Star Rating:


Directors: Nicholas D Johnson, Will Merrick

Actors: Storm Reid, Tim Griffin, Ava Zaria Lee, Nia Long

Release Date: Friday 21st April 2023

Genre(s): Drama, Thriller

Running time: 111 minutes

June (Storm Reid) stays at home while her mother Grace (Nia Long) heads off on a romantic getaway in Colombia with her new boyfriend, Kevin (Ken Leung). However, when she tries to get in touch with her and realises that her mother is now missing, June embarks on a desperate search to find her, enlisting the help of a Colombian resident (Joaquim de Almeida), her best friend (Megan Suri), and her mother's lawyer and confidant (Amy Landecker)...

Screenlife movies - that's movies set entirely inside a computer screen ala 'Searching' or 'Profile' - have extended themselves beyond cheap and schlocky horrors, avoiding the fate of found footage movies in the early part of the 2010s. They're tightly plotted, normally run about 90 minutes or so, and frequently rely on strong characterisation and zippy dialogue to keep it moving. 'Profile' was particularly strong with this, with Valene Kane giving a committed and terrifying performance as a journalist infiltrating a terrorist cell through a series of video calls and e-mails.

'Missing', however, misses the point of a screenlife movie - in that there's very little economy at work, and with a runtime stretching into almost two hours, it really overstays its welcome. It also doesn't help that the story frequently relies on cheap rug-pulls and red herrings to keep you connected with the story. Not only that, you can probably guess about half of the twists if you're paying attention. It's not to say that 'Missing' doesn't have some interesting moments or some unique ways of working through a scene. The casting is also pretty effective too. Joaquim de Almeida, for example, eschews his normal smooth-talking screen persona to play a well-meaning but technologically challenged dad. Likewise, Storm Reid and Nia Long play off one another with a real commitment and connection, and the strained relationship between them feels lived in and genuine.

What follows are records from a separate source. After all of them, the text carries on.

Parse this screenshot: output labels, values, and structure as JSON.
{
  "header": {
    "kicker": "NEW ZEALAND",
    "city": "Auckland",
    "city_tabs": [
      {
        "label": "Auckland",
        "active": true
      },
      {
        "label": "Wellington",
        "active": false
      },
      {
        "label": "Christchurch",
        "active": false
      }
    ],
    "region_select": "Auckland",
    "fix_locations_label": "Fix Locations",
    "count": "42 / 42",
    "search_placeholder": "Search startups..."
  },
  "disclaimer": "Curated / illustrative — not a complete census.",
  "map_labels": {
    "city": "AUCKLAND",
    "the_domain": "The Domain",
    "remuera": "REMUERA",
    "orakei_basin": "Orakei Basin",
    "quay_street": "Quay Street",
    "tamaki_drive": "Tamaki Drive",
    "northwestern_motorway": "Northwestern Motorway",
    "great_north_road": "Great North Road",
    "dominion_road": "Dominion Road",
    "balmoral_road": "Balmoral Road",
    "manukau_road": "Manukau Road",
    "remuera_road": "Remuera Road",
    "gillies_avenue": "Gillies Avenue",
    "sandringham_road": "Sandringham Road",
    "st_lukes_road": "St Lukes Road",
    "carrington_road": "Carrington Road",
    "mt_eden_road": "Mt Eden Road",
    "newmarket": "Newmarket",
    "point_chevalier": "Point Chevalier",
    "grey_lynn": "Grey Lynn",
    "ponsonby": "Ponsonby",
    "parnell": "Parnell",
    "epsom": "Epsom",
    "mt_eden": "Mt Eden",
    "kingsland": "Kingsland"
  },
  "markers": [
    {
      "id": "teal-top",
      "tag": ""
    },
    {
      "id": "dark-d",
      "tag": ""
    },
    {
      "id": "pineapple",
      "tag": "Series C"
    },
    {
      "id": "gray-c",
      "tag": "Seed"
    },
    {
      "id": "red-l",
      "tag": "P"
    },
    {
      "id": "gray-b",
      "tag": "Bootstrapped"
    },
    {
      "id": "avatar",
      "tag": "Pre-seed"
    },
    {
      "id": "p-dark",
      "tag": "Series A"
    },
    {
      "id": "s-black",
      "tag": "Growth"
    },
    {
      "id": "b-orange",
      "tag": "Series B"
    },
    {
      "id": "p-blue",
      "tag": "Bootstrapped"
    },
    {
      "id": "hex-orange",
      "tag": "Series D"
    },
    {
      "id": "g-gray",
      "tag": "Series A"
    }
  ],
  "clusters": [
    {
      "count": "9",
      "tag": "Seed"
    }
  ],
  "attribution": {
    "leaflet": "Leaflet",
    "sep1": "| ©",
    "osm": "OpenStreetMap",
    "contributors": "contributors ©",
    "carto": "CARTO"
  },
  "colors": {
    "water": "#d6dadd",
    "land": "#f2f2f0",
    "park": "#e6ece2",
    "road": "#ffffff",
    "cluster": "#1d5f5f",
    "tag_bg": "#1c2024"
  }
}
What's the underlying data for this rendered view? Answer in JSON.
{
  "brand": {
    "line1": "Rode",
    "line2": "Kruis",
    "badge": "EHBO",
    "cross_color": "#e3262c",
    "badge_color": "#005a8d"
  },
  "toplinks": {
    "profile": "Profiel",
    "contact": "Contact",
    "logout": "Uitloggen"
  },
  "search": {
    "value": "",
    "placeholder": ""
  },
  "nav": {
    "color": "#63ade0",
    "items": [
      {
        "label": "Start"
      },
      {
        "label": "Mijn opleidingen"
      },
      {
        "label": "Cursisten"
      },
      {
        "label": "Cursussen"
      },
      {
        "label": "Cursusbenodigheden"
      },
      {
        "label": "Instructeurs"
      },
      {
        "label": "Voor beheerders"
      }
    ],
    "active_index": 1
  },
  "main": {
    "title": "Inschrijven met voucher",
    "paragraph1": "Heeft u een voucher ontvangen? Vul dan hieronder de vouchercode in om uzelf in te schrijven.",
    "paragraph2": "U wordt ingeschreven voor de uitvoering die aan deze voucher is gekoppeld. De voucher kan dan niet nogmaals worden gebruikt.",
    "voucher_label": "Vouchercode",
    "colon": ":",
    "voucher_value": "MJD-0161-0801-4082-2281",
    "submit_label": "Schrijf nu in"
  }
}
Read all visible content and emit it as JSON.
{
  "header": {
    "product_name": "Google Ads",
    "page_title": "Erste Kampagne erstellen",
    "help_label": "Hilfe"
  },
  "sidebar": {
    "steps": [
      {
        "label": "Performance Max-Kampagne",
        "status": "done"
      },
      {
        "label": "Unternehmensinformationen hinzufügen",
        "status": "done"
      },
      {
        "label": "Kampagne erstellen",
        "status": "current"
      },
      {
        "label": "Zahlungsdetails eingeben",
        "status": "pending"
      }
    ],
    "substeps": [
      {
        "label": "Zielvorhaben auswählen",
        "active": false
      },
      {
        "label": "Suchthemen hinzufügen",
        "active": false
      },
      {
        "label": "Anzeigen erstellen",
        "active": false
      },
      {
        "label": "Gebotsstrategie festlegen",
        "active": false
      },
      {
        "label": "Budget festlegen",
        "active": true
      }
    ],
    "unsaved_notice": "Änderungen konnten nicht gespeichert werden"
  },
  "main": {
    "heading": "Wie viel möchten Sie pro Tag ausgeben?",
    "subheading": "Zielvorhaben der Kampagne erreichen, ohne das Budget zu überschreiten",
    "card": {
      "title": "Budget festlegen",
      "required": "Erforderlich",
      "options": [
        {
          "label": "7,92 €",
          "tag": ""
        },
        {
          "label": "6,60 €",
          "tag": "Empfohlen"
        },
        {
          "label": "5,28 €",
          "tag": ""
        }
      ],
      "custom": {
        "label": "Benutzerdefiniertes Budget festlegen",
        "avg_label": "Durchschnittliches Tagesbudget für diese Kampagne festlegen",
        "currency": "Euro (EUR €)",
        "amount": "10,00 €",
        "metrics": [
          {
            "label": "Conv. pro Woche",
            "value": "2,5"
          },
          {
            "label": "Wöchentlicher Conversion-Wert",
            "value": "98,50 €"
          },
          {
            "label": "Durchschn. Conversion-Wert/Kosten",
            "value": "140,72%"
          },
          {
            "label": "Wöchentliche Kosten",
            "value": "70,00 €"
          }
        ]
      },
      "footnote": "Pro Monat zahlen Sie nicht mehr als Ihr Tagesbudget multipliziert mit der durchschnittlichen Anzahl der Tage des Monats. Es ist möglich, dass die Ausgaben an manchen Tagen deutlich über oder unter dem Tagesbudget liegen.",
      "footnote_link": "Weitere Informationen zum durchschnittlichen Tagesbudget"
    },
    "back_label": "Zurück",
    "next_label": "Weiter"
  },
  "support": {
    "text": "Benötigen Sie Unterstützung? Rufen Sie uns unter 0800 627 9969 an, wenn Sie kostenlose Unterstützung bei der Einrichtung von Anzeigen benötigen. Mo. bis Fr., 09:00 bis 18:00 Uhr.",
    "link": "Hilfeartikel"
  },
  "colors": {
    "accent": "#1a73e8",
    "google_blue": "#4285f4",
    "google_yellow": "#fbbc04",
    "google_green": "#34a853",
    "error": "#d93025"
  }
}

'Missing' rattles through its story with a frantic pace, constantly doubling back on itself to switch out your guesses and your theories mid-stream, before it throws on another twist and turn to keep you on your toes. Unlike 'Searching' or 'Unfriended', however, the concept begins to wear thin by the final act and the cracks in the concept start to really become evident when it gets to the last big reveal in the story. Screenlife movies do offer up a cheap and sometimes effective way of making a movie, and the concept relies on smart writing to make it work. 'Missing' has this for most of the movie, but there's a sense of desperation in trying to fill and pad the whole thing out rather than simply keeping it tight and compact like other efforts.